Just as with the political benefactors of New York’s fire insurance industry, many of the bureaucrats wrestling today with healthcare reform and regulation came from the ranks of the health-insurance industry. And today’s elected politicians have strong links, too: Sen. Joe Lieberman’s swing vote determined the structure of the bill — even as, reformists argue, his wife works with a lobbyist firm that serves the health-insurance industry.

Tweed’s grasp on absolute power weakened after his fire-insurance system was extinguished. Within five years, he was under attack, and soon after, he was sent to prison on corruption charges. Tweed died behind bars, and Americans adapted to the new system of a government-led fire force.

And then there’s another important side note: In 1798, John Adams, our second president, signed “An Act for the Relief of Sick and Disabled Seamen.” It authorized a government-run system of hospitals and a tax to fund them. And Thomas Jefferson, his biggest political rival, supported it, too. That’s right: The two fathers of our Declaration of Independence, and our second and third presidents, both supported government-run healthcare.

I’ve never thought Obamacare was a fair name for the new system. After all, it was clearly the product of compromise between the two parties on Capitol Hill. But calling it Obamacare succeeds in maligning Obama with a vague smear, and it also distracts from the facts: The Congressmen who most shaped the bill are often cashing big checks from Big Pharma, which didn’t want things to change.

Few would argue that the greater good wasn’t served by the painful switch from private fire insurance.

Then again, few are arguing about the greater good at all.

4 Responses to “When gangs of thugs put out your fires: Boss Tweed, Obamacare, and Big Pharma”

  1. Reid

    Insightful piece. Maybe we should also be privatizing our libraries, police departments, military (oh, wait: Blackwater), court system, mayoral offices, state assemblies, the House, the Senate, and the presidency. After all, if you can’t make money on an institution, what good could it possibly do for society?

  2. sallieparker

    Highly inaccurate. The only connection between the fire department and political corruption was the fact that Boss Tweed had once belonged to a volunteer fire company. Prior to the Civil War, Tammany Hall was not particularly corrupt, and most volunteer firemen who spent time in politics (e.g., Peter Masterson) were honest and civic-minded men.

    The cartoon of the “draft office” being pillaged actually shows a supposed riot at the Union Drug Store at 34th St and 2nd Avenue…a drugstore which did not, in fact, exist. This and a companion image illustrate the supposed murder of one “Colonel Henry O’Brien” of the 11th New York Volunteers. Like most illustrations of the so-called “draft riots” of 1863, this shows a scene that is entirely imaginary. Note the Indian or colored woman wearing the “liberty cap” of the French Revolution. You will look in vain for photographs of this and other lurid events, because they are fictional.

    • Jason Cochran

      The illustration may have its own interpretive quirks, but the Draft Riots were anything but imagined. We will never know how many were killed in them, and many black residents fled New York City for more than a generation. Its stain was synonymous with New York City for decades. I’m sure you don’t dispute that.
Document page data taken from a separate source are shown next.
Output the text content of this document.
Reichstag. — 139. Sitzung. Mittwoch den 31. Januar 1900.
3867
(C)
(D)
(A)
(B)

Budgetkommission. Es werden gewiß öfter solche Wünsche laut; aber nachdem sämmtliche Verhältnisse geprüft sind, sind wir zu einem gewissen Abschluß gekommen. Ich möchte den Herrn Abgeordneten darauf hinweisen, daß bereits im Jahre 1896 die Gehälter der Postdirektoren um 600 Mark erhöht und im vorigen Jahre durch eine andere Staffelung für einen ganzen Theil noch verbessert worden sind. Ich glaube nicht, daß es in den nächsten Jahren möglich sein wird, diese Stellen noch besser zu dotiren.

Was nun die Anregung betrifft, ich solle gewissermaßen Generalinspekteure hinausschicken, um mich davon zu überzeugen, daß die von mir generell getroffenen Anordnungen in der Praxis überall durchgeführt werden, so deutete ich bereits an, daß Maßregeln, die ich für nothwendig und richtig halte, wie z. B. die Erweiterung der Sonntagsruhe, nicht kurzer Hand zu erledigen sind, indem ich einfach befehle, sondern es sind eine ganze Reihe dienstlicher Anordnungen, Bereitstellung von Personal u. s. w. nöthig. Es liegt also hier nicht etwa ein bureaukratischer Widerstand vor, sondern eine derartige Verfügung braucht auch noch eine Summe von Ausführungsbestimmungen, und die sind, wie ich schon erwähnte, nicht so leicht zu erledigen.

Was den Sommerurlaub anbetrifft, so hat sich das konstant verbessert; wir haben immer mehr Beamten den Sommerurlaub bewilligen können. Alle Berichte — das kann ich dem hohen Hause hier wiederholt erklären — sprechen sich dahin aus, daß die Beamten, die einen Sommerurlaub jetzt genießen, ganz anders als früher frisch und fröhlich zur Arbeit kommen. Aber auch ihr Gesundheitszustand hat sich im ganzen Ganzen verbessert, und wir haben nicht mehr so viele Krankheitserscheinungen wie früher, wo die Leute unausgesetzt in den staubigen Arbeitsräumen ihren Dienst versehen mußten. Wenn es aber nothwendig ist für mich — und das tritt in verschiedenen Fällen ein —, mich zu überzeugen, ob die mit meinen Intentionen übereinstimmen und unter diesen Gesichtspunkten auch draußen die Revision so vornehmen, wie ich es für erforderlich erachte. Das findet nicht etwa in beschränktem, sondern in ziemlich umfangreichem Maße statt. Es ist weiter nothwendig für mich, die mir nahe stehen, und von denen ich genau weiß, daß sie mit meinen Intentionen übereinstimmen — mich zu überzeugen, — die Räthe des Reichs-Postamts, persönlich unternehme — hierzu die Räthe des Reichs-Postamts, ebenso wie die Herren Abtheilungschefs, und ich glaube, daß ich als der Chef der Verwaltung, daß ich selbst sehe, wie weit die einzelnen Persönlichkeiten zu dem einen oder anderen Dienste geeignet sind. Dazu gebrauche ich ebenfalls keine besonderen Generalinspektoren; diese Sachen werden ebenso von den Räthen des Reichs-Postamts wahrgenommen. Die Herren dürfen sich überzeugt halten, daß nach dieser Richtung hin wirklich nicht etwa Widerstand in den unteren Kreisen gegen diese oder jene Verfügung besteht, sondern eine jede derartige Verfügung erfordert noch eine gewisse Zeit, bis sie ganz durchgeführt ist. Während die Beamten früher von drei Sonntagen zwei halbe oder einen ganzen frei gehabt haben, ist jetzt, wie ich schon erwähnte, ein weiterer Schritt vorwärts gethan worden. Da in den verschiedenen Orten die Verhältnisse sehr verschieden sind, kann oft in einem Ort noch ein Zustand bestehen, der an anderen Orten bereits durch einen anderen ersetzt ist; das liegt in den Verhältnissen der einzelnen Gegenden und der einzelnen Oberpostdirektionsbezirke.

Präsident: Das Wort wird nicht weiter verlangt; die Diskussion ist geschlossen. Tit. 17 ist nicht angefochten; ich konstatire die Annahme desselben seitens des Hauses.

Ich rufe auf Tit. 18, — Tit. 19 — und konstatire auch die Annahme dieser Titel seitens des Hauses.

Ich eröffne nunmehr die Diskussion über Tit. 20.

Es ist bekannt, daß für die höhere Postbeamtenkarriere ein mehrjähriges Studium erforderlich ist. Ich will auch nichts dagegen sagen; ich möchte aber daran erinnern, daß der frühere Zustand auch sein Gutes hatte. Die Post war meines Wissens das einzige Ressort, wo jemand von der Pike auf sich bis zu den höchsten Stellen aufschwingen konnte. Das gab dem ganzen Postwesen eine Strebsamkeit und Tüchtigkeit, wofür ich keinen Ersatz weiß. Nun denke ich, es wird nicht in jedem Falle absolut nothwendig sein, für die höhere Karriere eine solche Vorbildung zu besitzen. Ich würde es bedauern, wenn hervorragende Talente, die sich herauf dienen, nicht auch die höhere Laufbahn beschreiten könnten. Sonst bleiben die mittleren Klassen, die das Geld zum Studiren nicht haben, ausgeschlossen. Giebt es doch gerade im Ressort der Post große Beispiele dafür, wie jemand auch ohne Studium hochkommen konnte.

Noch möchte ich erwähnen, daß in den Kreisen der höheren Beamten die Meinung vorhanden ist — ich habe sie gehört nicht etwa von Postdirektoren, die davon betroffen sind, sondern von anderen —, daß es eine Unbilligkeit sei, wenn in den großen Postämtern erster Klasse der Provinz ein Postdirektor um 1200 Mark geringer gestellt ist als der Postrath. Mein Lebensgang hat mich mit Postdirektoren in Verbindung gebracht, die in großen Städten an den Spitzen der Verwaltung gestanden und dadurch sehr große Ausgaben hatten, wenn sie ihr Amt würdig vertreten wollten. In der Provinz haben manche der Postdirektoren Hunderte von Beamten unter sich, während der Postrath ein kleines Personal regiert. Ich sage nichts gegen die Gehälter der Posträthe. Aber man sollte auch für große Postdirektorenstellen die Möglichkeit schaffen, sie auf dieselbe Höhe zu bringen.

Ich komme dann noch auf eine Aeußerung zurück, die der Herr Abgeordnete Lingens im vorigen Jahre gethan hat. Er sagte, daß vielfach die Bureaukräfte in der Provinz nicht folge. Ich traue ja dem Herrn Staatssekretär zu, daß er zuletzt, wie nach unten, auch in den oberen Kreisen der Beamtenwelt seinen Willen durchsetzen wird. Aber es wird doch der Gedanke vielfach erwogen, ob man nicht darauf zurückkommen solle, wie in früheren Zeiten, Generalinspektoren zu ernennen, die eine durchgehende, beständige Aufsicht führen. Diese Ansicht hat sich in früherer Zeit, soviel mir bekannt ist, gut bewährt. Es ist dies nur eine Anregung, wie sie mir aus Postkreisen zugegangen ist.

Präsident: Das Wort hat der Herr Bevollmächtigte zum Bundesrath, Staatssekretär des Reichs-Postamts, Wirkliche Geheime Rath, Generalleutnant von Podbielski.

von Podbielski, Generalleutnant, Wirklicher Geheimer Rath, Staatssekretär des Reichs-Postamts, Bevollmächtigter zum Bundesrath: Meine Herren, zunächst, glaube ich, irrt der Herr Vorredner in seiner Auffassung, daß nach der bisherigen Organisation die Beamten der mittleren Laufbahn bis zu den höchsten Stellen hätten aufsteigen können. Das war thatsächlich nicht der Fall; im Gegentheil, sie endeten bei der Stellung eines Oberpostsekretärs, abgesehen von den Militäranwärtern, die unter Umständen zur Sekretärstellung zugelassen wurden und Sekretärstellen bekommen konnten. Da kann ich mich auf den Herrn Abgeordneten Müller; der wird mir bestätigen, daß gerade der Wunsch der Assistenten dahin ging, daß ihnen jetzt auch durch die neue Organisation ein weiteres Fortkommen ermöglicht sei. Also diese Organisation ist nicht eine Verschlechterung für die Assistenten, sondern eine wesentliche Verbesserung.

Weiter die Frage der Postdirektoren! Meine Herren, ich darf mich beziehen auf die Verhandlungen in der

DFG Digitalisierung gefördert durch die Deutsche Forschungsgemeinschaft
      As for Tweed, he parlayed the strong-arm persona that he cultivated as a fire volunteer into his role as the ringleader of one of the most famously corrupt institutions. He stained the name of Tammany, too, the name of which still hasn’t shaken the stigma of his rule. Fire gangs were the core of political power in the city — if politicians could curry the favor of a local gang, he could win the vote — so to say there was no connection between fire fighters and political corruption does not logically bear out without proof. What’s more, when the volunteer brigades were dissolved and their duties transfer to the city, the result was riots and political fallout. Of course there are always good and bad people in every system, but to claim the fire brigade system was pure would be naive.